Sebelumnya, Mossad mendapatkan informasi dari agen lapangan bernama Victor Ostrovsky yang menyebutkan  Ali Hassan sedang menyamar dan bekerja sebagai pelayan di sebuah rumah makan yang terletak di kota Lillehammer, Norwegia. Mossad akhirnya menurunkan 15 agen untuk melakukan pengintaian dan melakukan eksekusi terhadap Ali.

Saat di lapangan, agen Mossad mencocokkan foto Ali Hassan dengan Ahmed Bouchikhi dan memang keduanya memiliki kemiripan. Untuk memastikan targetnya, agen Mossad juga mengikuti Bouchikhi ke pemandian umum dan melihatnya berbicara dengan seorang kurir Palestina. Walaupun pertemuan tersebut hanya sebuah kebetulan namun, pihak Mossad membenarkan identitas Bouchiki sebagai Ali Hassan.

Selain itu, Bouchiki juga sempat mengobrol dengan seseorang temannya menggunakan bahasa Perancis. Ali Hassan juga diketahui menguasai beberapa bahasa asing sehingga menguatkan keyakinan agen Mossad bahwa Bouchiki adalah Ali Hassan.

Eksekusi dilakukan pada 21 Juli 1973 saat Bouchiki dan istrinya sedang berjalan kaki ke rumahnya usai menonton film.

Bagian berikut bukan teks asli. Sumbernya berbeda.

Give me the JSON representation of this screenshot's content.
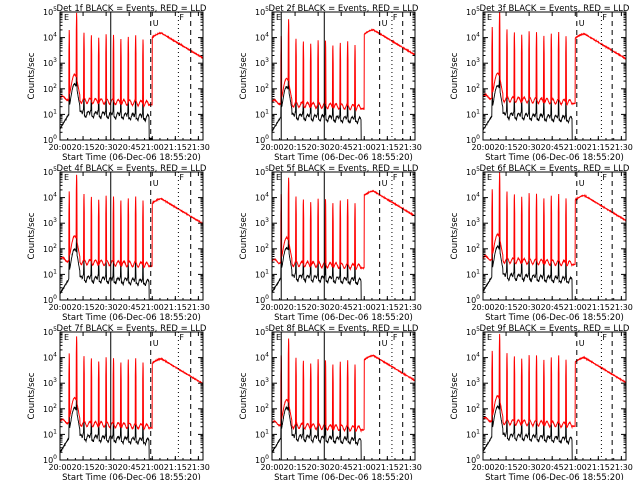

Mobil yang ditumpangi empat agen Mossad tiba-tiba mengadang perjalanan mereka, dua orang agen turun dan segera menembak Bouchikhi sebanyak 13 tembakan dengan senjata api kaliber 22. Setelah itu, para agen Mossad tersebut segera pergi.

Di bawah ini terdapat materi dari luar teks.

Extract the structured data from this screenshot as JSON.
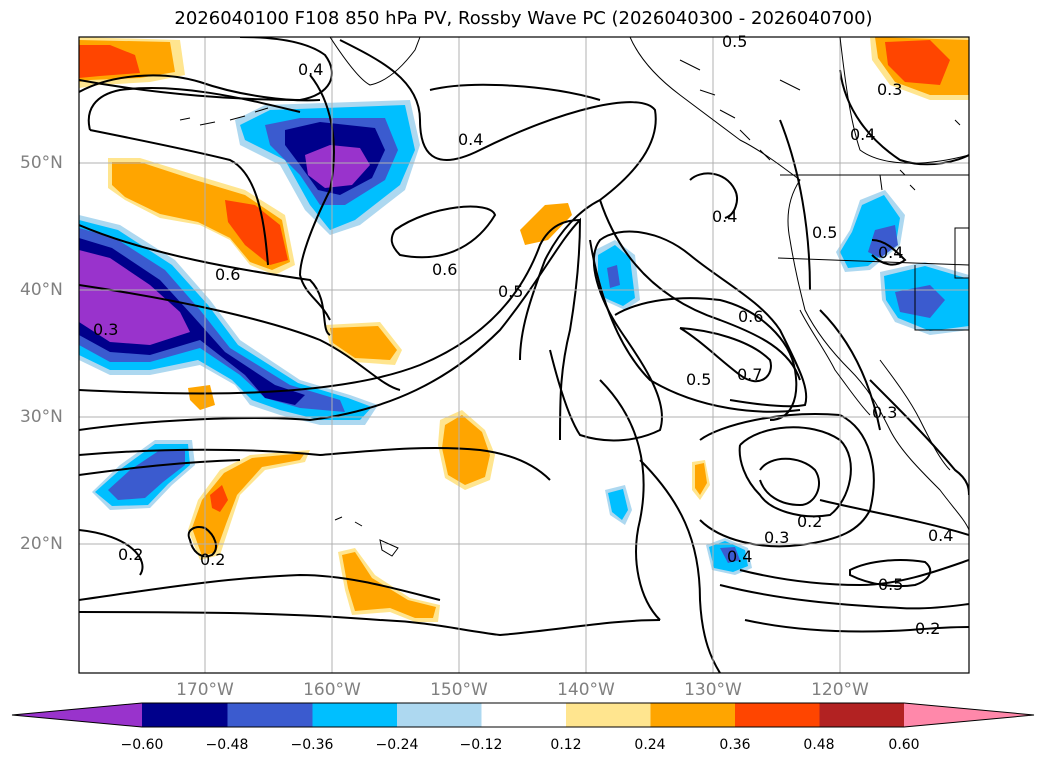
{
  "title": "2026040100 F108 850 hPa PV, Rossby Wave PC (2026040300 - 2026040700)",
  "lat_labels": [
    "50°N",
    "40°N",
    "30°N",
    "20°N"
  ],
  "lon_labels": [
    "170°W",
    "160°W",
    "150°W",
    "140°W",
    "130°W",
    "120°W"
  ],
  "colorbar": {
    "colors": [
      "#9933cc",
      "#00008b",
      "#3b5bcf",
      "#00bfff",
      "#add8f0",
      "#ffffff",
      "#ffe58f",
      "#ffa500",
      "#ff4500",
      "#b22222",
      "#ff88aa"
    ],
    "tick_labels": [
      "−0.60",
      "−0.48",
      "−0.36",
      "−0.24",
      "−0.12",
      "0.12",
      "0.24",
      "0.36",
      "0.48",
      "0.60"
    ]
  },
  "contour_labels": [
    "0.5",
    "0.4",
    "0.4",
    "0.3",
    "0.4",
    "0.5",
    "0.4",
    "0.6",
    "0.6",
    "0.5",
    "0.6",
    "0.7",
    "0.5",
    "0.3",
    "0.3",
    "0.2",
    "0.4",
    "0.5",
    "0.3",
    "0.2",
    "0.4",
    "0.2",
    "0.2",
    "0.4"
  ]
}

Lillehammer merupakan kota kecil yang jarang sekali terjadi kejahatan. Pembunuhan Bouchiki merupakan kasus yang pertama setelah 36 tahun tidak pernah terjadi di daerah tersebut. Berita tewasnya Bouchikhi menjadi headline surat kabar lokal keesokan harinya. Inilah kemudian yang menyadarkan Mossad mereka telah salah membunuh target.

Pihak Norwegia segera melakukan tindakan cepat memburu para agen Mossad dan berhasil menangkap enam orang. Keenamnya kemudian disidang dan dijatuhi hukuman penjara karena terlibat dalam pembunuhan. Kegagalan operasi yang dipimpin Michael Harari ini mempermalukan Mossad di dunia Internasional. Peristiwa pembunuhan ini masuk dalam sejarah gagalnya Mossad dan dikenal dengan peristiwa Lillehammer Affair.